La cheffe de groupe PTB Pauline Boninsegna s’en fait l’écho dans le dernier bulletin des questions écrites du conseil communal de Charleroi : à la nuit tombée, les abords de la gare deviennent insécurisants. Il est arrivé que les lieux en chantier soient plongés dans l’obscurité totale. 

Si l’installation de nouveaux mats d’éclairage a permis d’améliorer la visibilité lors de la traversée de l’esplanade, la lumière continue à manquer sur les quais, pour rejoindre le pont Baudoin. Cet état de fait interpelle quant à la suite de la rénovation : sa conception a-t-elle été genrée ? A-t-on pensé aux femmes qui auront à parcourir 200 mètres entre la gare et le centre-ville? Après le départ du dernier bus, il n’y aura en effet plus aucun contrôle social puisque la circulation automobile a été déviée. Les solutions d’éclairage prévues seront-elles à la hauteur des besoins de sécurisation? C’est l’échevin de la Voirie Eric Goffart (C+) qui apporte la réponse, rappelant que ce projet concerne directement deux de ses pairs au collège, le bourgmestre en charge de l’Aménagement Urbain et l’échevin de la Mobilité Xavier Desgain. 
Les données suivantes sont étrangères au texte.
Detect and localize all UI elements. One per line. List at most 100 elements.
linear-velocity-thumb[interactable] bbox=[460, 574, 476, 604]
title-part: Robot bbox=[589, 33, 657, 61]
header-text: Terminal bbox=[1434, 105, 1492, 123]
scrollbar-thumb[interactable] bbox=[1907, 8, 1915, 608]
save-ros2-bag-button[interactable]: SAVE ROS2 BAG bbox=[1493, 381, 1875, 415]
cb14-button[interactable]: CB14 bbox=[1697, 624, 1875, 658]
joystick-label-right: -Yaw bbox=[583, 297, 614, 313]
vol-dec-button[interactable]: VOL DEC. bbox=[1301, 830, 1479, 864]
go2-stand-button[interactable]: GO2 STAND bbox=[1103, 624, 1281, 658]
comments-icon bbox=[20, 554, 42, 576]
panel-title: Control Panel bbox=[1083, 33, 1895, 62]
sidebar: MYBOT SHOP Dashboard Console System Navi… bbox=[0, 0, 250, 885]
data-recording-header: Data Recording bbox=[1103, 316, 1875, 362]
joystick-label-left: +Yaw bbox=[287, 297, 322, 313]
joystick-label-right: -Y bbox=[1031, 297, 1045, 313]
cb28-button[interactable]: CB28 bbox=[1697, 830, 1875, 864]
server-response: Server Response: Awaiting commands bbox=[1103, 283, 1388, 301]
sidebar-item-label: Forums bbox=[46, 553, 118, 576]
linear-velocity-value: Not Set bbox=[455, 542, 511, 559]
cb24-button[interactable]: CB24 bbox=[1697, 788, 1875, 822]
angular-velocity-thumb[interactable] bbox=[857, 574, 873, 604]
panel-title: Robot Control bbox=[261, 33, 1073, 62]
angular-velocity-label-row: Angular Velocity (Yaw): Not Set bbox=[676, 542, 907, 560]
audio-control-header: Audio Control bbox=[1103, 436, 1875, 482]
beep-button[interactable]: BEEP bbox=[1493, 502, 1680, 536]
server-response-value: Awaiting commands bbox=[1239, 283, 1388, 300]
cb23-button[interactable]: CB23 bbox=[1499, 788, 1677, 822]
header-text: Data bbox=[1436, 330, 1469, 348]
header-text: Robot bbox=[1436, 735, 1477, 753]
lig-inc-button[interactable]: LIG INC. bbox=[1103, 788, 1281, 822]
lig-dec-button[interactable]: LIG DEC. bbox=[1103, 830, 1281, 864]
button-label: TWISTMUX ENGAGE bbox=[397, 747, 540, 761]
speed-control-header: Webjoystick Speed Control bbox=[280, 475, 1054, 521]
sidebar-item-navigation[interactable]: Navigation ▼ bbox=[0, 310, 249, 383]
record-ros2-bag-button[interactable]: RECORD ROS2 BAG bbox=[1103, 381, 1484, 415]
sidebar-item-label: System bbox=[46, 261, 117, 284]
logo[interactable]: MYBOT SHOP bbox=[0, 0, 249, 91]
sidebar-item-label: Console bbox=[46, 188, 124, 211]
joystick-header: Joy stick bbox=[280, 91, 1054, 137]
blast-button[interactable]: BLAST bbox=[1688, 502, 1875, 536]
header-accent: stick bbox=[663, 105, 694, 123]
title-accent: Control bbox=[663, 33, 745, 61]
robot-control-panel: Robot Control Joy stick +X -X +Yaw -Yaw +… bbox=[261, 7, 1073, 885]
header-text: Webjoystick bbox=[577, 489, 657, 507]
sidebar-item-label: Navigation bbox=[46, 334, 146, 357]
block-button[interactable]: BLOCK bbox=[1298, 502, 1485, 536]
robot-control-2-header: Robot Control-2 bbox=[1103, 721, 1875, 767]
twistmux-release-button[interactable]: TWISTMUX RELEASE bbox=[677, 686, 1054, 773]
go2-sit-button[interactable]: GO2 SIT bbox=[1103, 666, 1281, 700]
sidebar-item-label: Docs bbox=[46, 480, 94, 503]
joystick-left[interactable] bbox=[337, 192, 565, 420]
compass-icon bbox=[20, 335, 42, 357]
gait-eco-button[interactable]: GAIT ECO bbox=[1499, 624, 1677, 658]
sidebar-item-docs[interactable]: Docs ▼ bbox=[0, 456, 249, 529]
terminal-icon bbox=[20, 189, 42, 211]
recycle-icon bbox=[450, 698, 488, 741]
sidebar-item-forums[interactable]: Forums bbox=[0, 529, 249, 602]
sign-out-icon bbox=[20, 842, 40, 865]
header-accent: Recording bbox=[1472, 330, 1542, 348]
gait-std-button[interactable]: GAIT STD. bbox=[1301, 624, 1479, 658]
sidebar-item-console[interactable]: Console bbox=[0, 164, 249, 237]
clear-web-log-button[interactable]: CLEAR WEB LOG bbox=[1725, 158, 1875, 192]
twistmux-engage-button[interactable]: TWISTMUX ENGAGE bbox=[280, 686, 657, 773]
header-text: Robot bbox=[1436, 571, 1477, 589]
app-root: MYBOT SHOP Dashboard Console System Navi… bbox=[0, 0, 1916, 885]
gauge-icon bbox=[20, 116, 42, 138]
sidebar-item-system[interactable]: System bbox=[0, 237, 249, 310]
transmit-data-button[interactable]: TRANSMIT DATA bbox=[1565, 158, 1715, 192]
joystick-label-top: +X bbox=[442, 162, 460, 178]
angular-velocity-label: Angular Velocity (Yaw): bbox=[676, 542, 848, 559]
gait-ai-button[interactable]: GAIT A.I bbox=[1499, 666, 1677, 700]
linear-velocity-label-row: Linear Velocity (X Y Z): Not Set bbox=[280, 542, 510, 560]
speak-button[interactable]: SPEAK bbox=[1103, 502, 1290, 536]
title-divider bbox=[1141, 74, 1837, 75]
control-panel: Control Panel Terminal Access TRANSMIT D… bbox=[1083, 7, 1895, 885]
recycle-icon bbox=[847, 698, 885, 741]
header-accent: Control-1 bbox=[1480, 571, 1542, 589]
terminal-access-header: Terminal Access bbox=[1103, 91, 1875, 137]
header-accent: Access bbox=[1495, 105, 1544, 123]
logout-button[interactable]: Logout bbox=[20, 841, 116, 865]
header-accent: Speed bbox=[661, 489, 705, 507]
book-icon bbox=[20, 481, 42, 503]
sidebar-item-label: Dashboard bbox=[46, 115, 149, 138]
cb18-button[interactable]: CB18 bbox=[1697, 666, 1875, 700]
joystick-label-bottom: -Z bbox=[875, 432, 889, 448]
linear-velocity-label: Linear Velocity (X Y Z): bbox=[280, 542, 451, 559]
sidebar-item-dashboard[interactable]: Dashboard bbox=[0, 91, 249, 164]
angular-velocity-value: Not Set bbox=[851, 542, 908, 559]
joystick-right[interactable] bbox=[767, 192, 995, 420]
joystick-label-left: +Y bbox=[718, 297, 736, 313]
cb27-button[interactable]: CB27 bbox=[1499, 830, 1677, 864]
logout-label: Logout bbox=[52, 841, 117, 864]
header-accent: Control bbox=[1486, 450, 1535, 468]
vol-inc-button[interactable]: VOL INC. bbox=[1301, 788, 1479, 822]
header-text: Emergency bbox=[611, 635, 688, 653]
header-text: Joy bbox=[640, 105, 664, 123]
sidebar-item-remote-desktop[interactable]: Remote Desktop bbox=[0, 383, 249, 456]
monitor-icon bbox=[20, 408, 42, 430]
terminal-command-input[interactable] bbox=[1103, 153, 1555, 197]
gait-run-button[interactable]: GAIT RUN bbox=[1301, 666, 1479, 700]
Il est vrai que plusieurs coupures d’éclairage ont été constatées, observe-t-il mais les équipements ont été renforcés. Deux mats ont ainsi été placés au niveau du parking provisoire, et deux autres sur le cheminement piéton donnant accès à la gare. L’alimentation de cet éclairage de chantier est autonome. Selon le rapport de coordination sécurité et santé du 15 novembre, la situation s’est apaisée. Ce rapport indique en effet que "les zones de circulation sont correctement aménagées et entretenues. Le cheminement des piétons et utilisateurs est correctement aménagé et sécurisé. Le chantier est dans son ensemble correctement sécurisé."